ETNA, por Jorge Feliciano
Há cerca de um ano, quando conheci o Miguel Urbano, ele dizia-me que o projecto mais importante em que estava a trabalhar era um livro, um romance escrito em parceria com a Ana Catarina centrado no tema, no espaço e no tempo da Perestroika, a suicida reestruturação do sistema socialista da União Soviética, que, tão amargamente sabemos, acabou por se transformar num infeliz retrocesso na evolução da humanidade.
Desde então, em menos de vinte anos, o lucrismo, o brutal avanço da barbárie capitalista liderada pelo imperialistas estadounidenses, não mais encontrou uma força com a capacidade da União Soviética para lhe fazer frente. E esse romance, disse-me o Miguel Urbano, estava a ser escrito a partir da perspectiva dos alunos portugueses a estudarem nas universidades da União Soviética no período da Perestroika.

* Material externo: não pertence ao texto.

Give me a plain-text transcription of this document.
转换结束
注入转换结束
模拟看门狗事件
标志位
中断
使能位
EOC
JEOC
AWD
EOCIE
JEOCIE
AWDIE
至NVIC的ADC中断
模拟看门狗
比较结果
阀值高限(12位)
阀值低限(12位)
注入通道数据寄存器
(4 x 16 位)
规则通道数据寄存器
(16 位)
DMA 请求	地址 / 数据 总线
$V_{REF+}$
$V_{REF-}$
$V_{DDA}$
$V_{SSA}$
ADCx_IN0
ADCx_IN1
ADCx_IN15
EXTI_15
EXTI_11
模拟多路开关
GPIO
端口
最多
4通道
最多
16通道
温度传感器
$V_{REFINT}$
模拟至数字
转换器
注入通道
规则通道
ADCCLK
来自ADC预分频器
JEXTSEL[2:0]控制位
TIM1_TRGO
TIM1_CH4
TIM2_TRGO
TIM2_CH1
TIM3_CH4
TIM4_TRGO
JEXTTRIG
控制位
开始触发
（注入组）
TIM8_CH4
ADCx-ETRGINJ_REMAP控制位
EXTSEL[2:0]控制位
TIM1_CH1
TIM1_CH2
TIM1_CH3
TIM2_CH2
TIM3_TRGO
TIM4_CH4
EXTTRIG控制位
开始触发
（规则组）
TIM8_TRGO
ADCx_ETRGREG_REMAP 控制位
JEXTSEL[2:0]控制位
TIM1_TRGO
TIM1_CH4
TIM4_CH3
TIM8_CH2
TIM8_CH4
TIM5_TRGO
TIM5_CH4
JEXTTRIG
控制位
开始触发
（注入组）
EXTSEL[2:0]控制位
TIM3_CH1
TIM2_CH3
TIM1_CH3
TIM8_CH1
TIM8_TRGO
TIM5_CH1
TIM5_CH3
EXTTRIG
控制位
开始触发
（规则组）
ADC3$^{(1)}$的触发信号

Passaram-se alguns meses desde essa conversa, até que um dia, no principio deste ano, descubro, não me lembro se terá sido o Miguel Urbano a dizer-me ou se descobri por outros meios, que o livro seria lançado em Maio e que teria como título: Etna no Vendaval da Perestroika.
Belo título pensei, e fiquei à espera de conseguir o livro para ler, o que apenas consegui este mês, Junho, já depois de termos convidado o Miguel Urbano e a Ana Catarina a virem à nossa cidade apresentar e debater o seu livro.
Depois de os dois terem aceite o convite, começámos a trabalhar na divulgação desta sessão: fizeram-se cartazes, convites, painéis, e, sempre presente neste trabalho, o grande título, um título de uma carga poética forte e estranha, um título que parecia conter em si um segredo por decifrar para além do seu significado mais óbvio.
Se calhar, se me tivesse logo vindo parar às mãos o livro, não pensaria tanto no título, não sei, mas a verdade é que ele vinha, pelas mais diversas ocasiões, ter comigo ao pensamento. E assim, cedi à tentação de tentar decifrar (espero que não abusivamente) o (para mim) segredo deste sonante título: Etna no Vendaval da Perestroika…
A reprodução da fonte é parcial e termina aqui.